4 thoughts on “A Couple Of Semi-Random Thoughts

  1. Steve, first, you are absolutely NOT an isolationist in its usual sense if only because you share your thoughts in your blog. For real and appalling isolationism see, for example, the history of the aviator Lindbergh. Second, the source of ‘the first casualty is truth’ is arguable and often said to be Aeschylus, a Greek dramatist (525-546BC). Third, I’d suggest you read an excellent book on the history of war reporting, ‘The First Casualty’ by Phillip Knightley.

    1. Lindbergh, I guess that I think of him as a Nazi sympathizer first but, yeah, he was an isolationist early and often. On the first casualty thingy, I’m sure people were ginning up fear with lies even before the Greeks and Aeschylus, like most of the stuff in Greek’s Classic Age, was probably writing down what had previously been oral stories. BTW, I just read that the Spartans treated women much better than the Athenians which is contrary to what I had been taught (I was taught that the Athenians were civilized and the Spartians were rude barberians; good guys and bad guys).

  2. Steve, a couple of thoughts here. Your concern about the vaccinated being able to infect others is exactly something that’s been on my mind. What a dilemma! We thought we were home free and we’re not. i especially worry about my 10 year old granddaughter.

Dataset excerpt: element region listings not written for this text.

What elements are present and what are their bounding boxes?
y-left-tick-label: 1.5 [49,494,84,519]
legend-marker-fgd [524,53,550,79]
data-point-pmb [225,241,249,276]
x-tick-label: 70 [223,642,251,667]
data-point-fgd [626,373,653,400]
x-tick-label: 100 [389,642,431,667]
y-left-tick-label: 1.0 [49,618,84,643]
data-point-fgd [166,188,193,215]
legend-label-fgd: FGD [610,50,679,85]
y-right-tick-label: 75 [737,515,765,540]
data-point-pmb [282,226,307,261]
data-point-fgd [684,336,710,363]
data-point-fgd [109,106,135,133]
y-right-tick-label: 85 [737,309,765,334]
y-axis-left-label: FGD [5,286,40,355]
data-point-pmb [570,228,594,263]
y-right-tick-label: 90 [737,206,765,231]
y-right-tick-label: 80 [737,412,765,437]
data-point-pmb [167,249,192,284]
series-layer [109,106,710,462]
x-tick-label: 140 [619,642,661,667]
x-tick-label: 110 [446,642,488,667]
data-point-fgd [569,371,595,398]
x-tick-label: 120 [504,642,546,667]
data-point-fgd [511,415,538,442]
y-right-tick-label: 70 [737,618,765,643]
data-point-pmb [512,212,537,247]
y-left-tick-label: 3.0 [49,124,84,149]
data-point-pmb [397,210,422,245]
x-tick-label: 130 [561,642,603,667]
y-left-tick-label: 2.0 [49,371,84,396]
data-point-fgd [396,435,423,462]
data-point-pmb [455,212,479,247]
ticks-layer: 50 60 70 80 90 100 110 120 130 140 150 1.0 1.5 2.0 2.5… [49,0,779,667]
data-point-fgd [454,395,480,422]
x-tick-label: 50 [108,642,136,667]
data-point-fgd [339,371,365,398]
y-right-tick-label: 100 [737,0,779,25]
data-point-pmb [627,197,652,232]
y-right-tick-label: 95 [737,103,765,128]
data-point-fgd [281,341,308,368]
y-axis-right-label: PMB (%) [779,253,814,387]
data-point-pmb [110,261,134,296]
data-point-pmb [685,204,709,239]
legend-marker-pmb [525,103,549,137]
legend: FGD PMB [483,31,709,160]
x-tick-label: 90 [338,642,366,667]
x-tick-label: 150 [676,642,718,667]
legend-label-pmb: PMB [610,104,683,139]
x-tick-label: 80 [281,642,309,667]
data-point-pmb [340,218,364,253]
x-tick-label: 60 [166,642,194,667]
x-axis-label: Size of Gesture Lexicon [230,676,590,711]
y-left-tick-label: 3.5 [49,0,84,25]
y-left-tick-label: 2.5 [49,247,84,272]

    9/11 — It feels a lot more relevant on the East Coast. it’s both big things and little things. The hi-jackers on the plane from Boston stopped by a nearby Home Depot to pick up a couple of their box cutters. Tom worked at that store when he was laid off for a year. My nephew was supposed to be on the plane that hit the Pentagon. It was his regular Tuesday flight to L.A., but that week the boss sent him out on Monday instead of Tuesday. My former sister-in-law worked at the Pentagon and was injured by falling debris and briefly trapped. You’ve heard, I’m sure, that Karen was driving past the Pentagon on her way to a business meeting in Northern Virginia when the plane hit. As for me, i was in Chicago on a business trip, saw the TV in the hotel lobby, jumped in a cab, and got way far away from the loop before anyone else had time to react. Of course i was stranded for a few days, then got a rental car and drove home. It still feels very real here. it’s actually the same way i felt about the Oklahoma City bombing. The Social Security office was right at the front of the building and one of the places that was hardest hit. The timing — right after 9:00 a.m. — the place would have been filled to the maximum. Interviewers would have just been walking to the front to pick up their first interviews. i could feel it.
    Thanks for listening.

    1. Hi Linda,
      I had forgotten how close you guys were to the attack. Except for you guys, I don’t even know anybody who was a witness (except for Howard who was in a plane that had been grounded in rural Oregon). The Oklahoma bombing must have been scary and should have been a bigger warning than we acknowledged. At the time, I felt it was an anomaly and McVey was caught so fast that it didn’t seem like it would ever happen again. It must still be scary.